Although she discusses territorial prisons and the penal system during the first decades of statehood, Lynch focuses much of her attention in the early portion of the book on the tenure of Frank Eyman, a county sheriff and (minor) celebrity lawman, renowned for his involvement in the capture of John Dillinger. Eyman held his position as head of the Arizona State Prison from 1955 to 1972. Pictured in the book sporting a bolo tie and cowboy hat and riding atop a finely decorated horse, Eyman's personality and philosophy of corrections both expressed and solidified Arizona's approach to punishment. Eyman championed a disciplinary orientation to the operation of the prison system. Prisoners were given military haircuts, harsh punishments were doled out for rule violations, and inmate labor, including construction and expansion of the prison facilities, was emphasized. He eschewed rehabilitation, favoring “recreational therapy,” which included sport leagues and a marching band. While many other states were implementing therapeutic programs, Eyman went the other way, putting into place a rigid militaristic system of authority.

During the 1960s, however, Eyman's approach collided with the national movement toward professionalizing and bureaucratizing corrections. Influential in this effort was a report criticizing Arizona correctional practices by the National Probation and Parole Association (predecessor to the National Council on Crime and Delinquency). Bureaucratization in Arizona was motivated by a perceived need to modernize the system and as a pragmatic solution to problems of coordination and redundancy. As part of the reform, Allen Cook, a retired corrections official from California, which, at the time, was the most progressive correctional system in the nation, was appointed first as an advisor and later as director of the new Arizona Department of Corrections. Predictably, Cook clashed with Eyman and with other forces internal to the state. His proposals to expand facilities were costly and he failed to win support from the legislature. A prison riot, emerging civil rights concerns, and criticism in the press spelled the end for Cook and meant that “progressive penology” never really took root in Arizona.

When the “truth in sentencing” reforms emerged and a new era of “get tough” politics swept into Arizona in the late 1970s and early 1980s, it resonated with the existing tradition expressed during Eyman's reign. Even with a Democratic governor (Bruce Babbitt) and a corrections director who openly embraced rehabilitative ideals in the early 1980s, new facilities were built, harsher sentencing policies were enacted, and prison populations surged. By the 1990s, Arizona was the “postrehabilitative prototype,” leading the way nationally in terms of correctional spending, the harshness of its prison environment, and its opposition to prisoner litigation and the interventions of federal courts.

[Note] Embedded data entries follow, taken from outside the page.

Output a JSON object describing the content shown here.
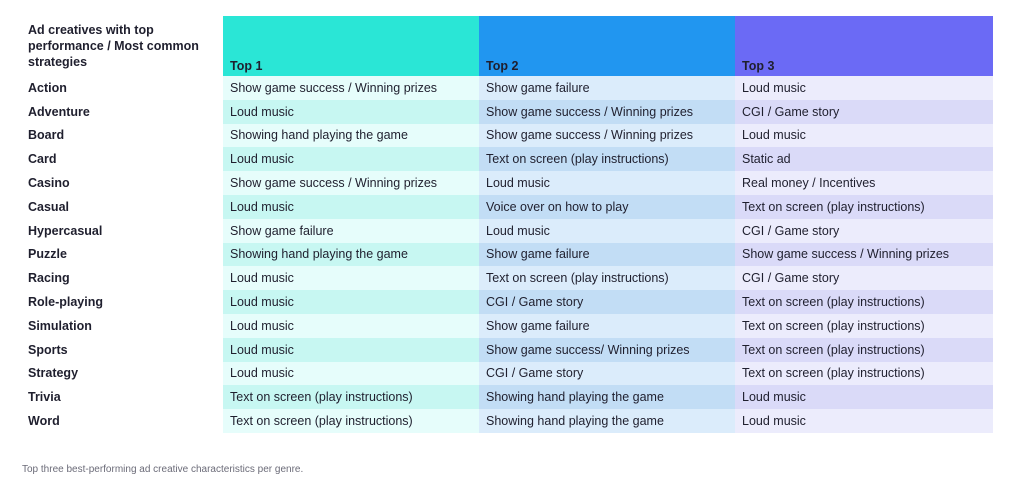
{
  "chart_data": {
    "type": "table",
    "corner_header": "Ad creatives with top performance / Most common strategies",
    "columns": [
      "Top 1",
      "Top 2",
      "Top 3"
    ],
    "column_colors": [
      "#2ae6d6",
      "#2196f0",
      "#6b6af5"
    ],
    "rows": [
      {
        "genre": "Action",
        "values": [
          "Show game success / Winning prizes",
          "Show game failure",
          "Loud music"
        ]
      },
      {
        "genre": "Adventure",
        "values": [
          "Loud music",
          "Show game success / Winning prizes",
          "CGI / Game story"
        ]
      },
      {
        "genre": "Board",
        "values": [
          "Showing hand playing the game",
          "Show game success / Winning prizes",
          "Loud music"
        ]
      },
      {
        "genre": "Card",
        "values": [
          "Loud music",
          "Text on screen (play instructions)",
          "Static ad"
        ]
      },
      {
        "genre": "Casino",
        "values": [
          "Show game success / Winning prizes",
          "Loud music",
          "Real money / Incentives"
        ]
      },
      {
        "genre": "Casual",
        "values": [
          "Loud music",
          "Voice over on how to play",
          "Text on screen (play instructions)"
        ]
      },
      {
        "genre": "Hypercasual",
        "values": [
          "Show game failure",
          "Loud music",
          "CGI / Game story"
        ]
      },
      {
        "genre": "Puzzle",
        "values": [
          "Showing hand playing the game",
          "Show game failure",
          "Show game success / Winning prizes"
        ]
      },
      {
        "genre": "Racing",
        "values": [
          "Loud music",
          "Text on screen (play instructions)",
          "CGI / Game story"
        ]
      },
      {
        "genre": "Role-playing",
        "values": [
          "Loud music",
          "CGI / Game story",
          "Text on screen (play instructions)"
        ]
      },
      {
        "genre": "Simulation",
        "values": [
          "Loud music",
          "Show game failure",
          "Text on screen (play instructions)"
        ]
      },
      {
        "genre": "Sports",
        "values": [
          "Loud music",
          "Show game success/ Winning prizes",
          "Text on screen (play instructions)"
        ]
      },
      {
        "genre": "Strategy",
        "values": [
          "Loud music",
          "CGI / Game story",
          "Text on screen (play instructions)"
        ]
      },
      {
        "genre": "Trivia",
        "values": [
          "Text on screen (play instructions)",
          "Showing hand playing the game",
          "Loud music"
        ]
      },
      {
        "genre": "Word",
        "values": [
          "Text on screen (play instructions)",
          "Showing hand playing the game",
          "Loud music"
        ]
      }
    ],
    "caption": "Top three best-performing ad creative characteristics per genre."
  }
}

In terms of Barker's typology, Arizona's “Sunbelt” penal regime comes closest to California's retributive form, but Arizona embraced punitive policies for different reasons. Like California's, Arizona's correctional politics were framed by racial and ethnic tensions, but citizen engagement was less. Propositions played a smaller role in Arizona's penal history and the victim's rights movement was substantially weaker. Arizona's penal regime was driven more by “top-down” than “bottom up” political processes. Moreover, rehabilitative ideals never found a place in Arizona's correctional “tool kit,” as they did in California. Arizona's trajectory appears more linked to its traditional view of prisons as best when they are “cheap and mean.”

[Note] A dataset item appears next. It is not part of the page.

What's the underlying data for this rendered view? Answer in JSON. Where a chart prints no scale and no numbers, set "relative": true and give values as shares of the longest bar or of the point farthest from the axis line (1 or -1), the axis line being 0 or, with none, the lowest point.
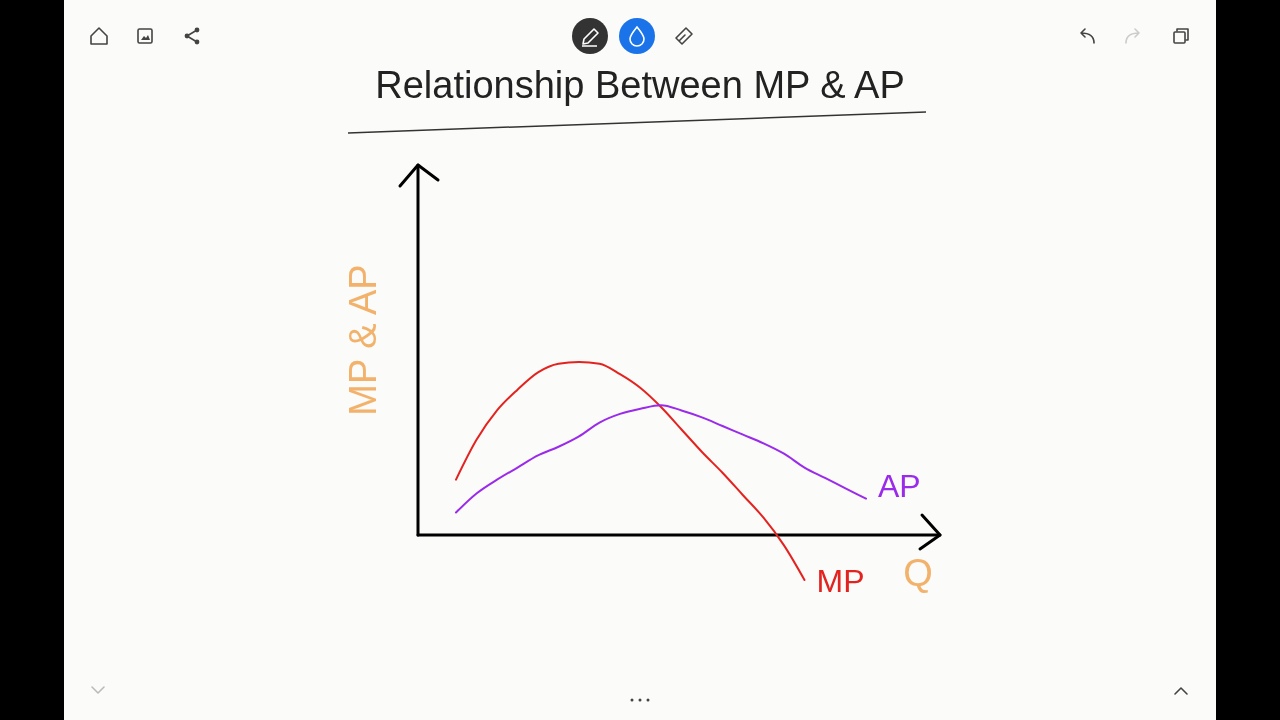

Despite the well-documented general features of the surge in incarceration in the United States, these three books develop the more subtle complexities of mass incarceration. In their own way, each serves to sharpen debate about what brought about mass incarceration, how it has played out differently across locations, and what its impacts have been. We can look forward to further work in the same vein as a handful of other books on the politics of incarceration in different states have recently been published (Reference PagePage 2011; Reference PerkinsonPerkinson 2010; Reference SchoenfeldSchoenfeld 2009). Taken together, this work attests to the vibrancy of punishment research in contemporary law and society scholarship.